Deep neural SNR estimator: Built a proper neural SNR estimator to replace the linear power-based one, hoping better FiLM conditioning would help. Result: +0.009 pp - statistically meaningless. The model barely uses the FiLM signal regardless of its accuracy.
Synthetic fine-tuning: Tried replacing some of Zhu's real fine-tune data with additional synthetic data calibrated to match their specific BT/channel conditions. Result: −1.43 pp regression. Synthetic pretrain helps; synthetic fine-tune hurts. The model needs real data to calibrate to Zhu's specific signal statistics, and synthetic data doesn't replicate them closely enough.
Wider architecture (d=192): Scaled model width to see if more capacity helped. Numerically beat the final model (2.219% vs 2.274%) but failed the paired t-test (p=0.17). We reported 2.274% and rejected the better-looking number. It felt bad but that's how statistics works.
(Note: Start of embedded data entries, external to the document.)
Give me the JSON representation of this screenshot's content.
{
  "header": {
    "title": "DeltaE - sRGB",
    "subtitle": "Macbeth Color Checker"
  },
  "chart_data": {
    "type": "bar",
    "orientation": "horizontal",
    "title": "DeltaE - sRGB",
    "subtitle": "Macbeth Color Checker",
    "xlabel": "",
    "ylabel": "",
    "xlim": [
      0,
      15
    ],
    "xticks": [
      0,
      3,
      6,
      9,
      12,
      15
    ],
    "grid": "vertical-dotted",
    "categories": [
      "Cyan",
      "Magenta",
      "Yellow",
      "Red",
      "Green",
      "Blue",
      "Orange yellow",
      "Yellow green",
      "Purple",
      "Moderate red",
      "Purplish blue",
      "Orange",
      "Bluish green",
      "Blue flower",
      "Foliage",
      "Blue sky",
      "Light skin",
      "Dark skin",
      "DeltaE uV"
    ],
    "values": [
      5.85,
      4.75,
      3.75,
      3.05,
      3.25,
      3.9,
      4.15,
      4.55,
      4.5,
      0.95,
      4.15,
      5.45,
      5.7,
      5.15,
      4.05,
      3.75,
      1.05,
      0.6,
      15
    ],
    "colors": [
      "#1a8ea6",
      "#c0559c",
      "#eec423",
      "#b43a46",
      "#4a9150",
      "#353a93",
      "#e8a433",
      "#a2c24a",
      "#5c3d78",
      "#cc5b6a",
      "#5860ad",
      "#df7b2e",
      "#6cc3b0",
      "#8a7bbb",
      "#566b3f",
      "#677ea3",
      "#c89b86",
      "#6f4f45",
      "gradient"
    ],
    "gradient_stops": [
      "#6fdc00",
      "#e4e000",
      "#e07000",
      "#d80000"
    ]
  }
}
Source: Zhu et al. Zenodo GMSK release - zenodo.org/record/5781913
Train/val/test split:
- Training: 42,000 frames (21K AWGN + 21K K-distribution)
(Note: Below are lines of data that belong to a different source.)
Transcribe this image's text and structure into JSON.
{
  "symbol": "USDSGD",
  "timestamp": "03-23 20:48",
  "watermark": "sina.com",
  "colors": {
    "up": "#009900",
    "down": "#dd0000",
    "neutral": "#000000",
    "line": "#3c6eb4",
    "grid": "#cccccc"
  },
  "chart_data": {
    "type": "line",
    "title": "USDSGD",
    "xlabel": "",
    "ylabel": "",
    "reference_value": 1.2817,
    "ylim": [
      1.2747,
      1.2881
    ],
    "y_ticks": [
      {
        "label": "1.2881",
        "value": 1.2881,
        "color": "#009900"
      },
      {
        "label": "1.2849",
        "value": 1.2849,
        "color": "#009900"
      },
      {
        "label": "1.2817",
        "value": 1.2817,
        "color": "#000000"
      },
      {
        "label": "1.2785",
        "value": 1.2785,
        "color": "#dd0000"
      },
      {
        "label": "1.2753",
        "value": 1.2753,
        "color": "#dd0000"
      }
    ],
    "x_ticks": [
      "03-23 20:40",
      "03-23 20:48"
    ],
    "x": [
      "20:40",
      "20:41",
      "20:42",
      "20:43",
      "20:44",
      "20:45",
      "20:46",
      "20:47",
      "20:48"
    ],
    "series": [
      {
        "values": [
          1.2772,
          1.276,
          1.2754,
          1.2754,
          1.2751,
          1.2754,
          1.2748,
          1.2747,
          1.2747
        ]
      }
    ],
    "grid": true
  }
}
- Test: 4,200 frames held out (700 per condition × 6 conditions)
6 test conditions:
| Condition | Type | BT product | Scintillation index m |
|---|---|---|---|
| AWGN-1 | Clean | 0.3 | - |
| AWGN-2 | Clean | 0.5 | - |
| KB2-1 | K-dist fading | 0.3 | 1.2 (mild) |
| KB2-2 | K-dist fading | 0.3 | 1.4 (heavy) |
| KB2-3 | K-dist fading | 0.5 | 1.2 (mild) |
| KB2-4 | K-dist fading | 0.5 | 1.4 (heavy) |
Synthetic data: 500K frames generated by our own GMSK + K-distribution simulator (src/synth_gen.py). Validated: Eb/N0 calibration error <0.3%, K-distribution second moment E[|h|²] = b² = 4 verified.
Full implementation, training scripts, synthetic data generator, and training logs are in this repo.
src/
models/
competitors.py # MambaNet-2ch, BiMamba2, BiTransformer, ablation variants
v5_model.py # V5 BiMamba3 model
zhu_baseline.py # Zhu et al. reproduction
train/
train_competitor.py # Main training script
train_v5.py # V5 training
physics/
synth_gen.py # GMSK + K-distribution synthetic generator
kdist.py # K-distribution channel model
gmsk_theory.py # GMSK BER theory
results/ # All CSV test results (every seed, every model)
reports/
PROJECT_DOCUMENTATION.md # Full experiment log with all numbers
V5_POSTMORTEM.md # Honest postmortem: what worked, what didn't, what we got lucky on
references.md # Full reference list
Hardware: NVIDIA RTX 5070 (Blackwell, sm_120) · PyTorch 2.11.0+cu130 · mamba-ssm 2.3.1 (built from source) · bf16 mixed precision
- Zhu et al. (2023). GMSK Demodulation Combining 1D-CNN and Bi-LSTM Network Over Strong Solar Wind Turbulence. Radio Science. DOI: 10.1029/2022RS007438
- Luan et al. (2026). MambaNet: Mamba-Assisted Channel Estimation Neural Network with Attention Mechanism. ICASSP 2026. arXiv:2601.17108
- Dao & Gu (2024). Transformers are SSMs: Generalized Models and Efficient Algorithms Through Structured State Space Duality. arXiv:2405.21060
- Lahoti et al. (2026). Mamba-3: Improved Sequence Modeling using State Space Principles. arXiv:2503.15569
- Gu & Dao (2023). Mamba: Linear-Time Sequence Modeling with Selective State Spaces. arXiv:2312.00752
- Murota & Hirade (1981). GMSK Modulation for Digital Mobile Radio Telephony. IEEE Trans. Commun., 29(7), 1044–1050.
- Jao (1984). Amplitude Distribution of Composite Terrain Scattered and Line-of-Sight Signal. IEEE Trans. Antennas Propag., 32(10), 1049–1062.
- Ward, Tough & Watts (2006). Sea Clutter: Scattering, the K Distribution and Radar Performance. IET.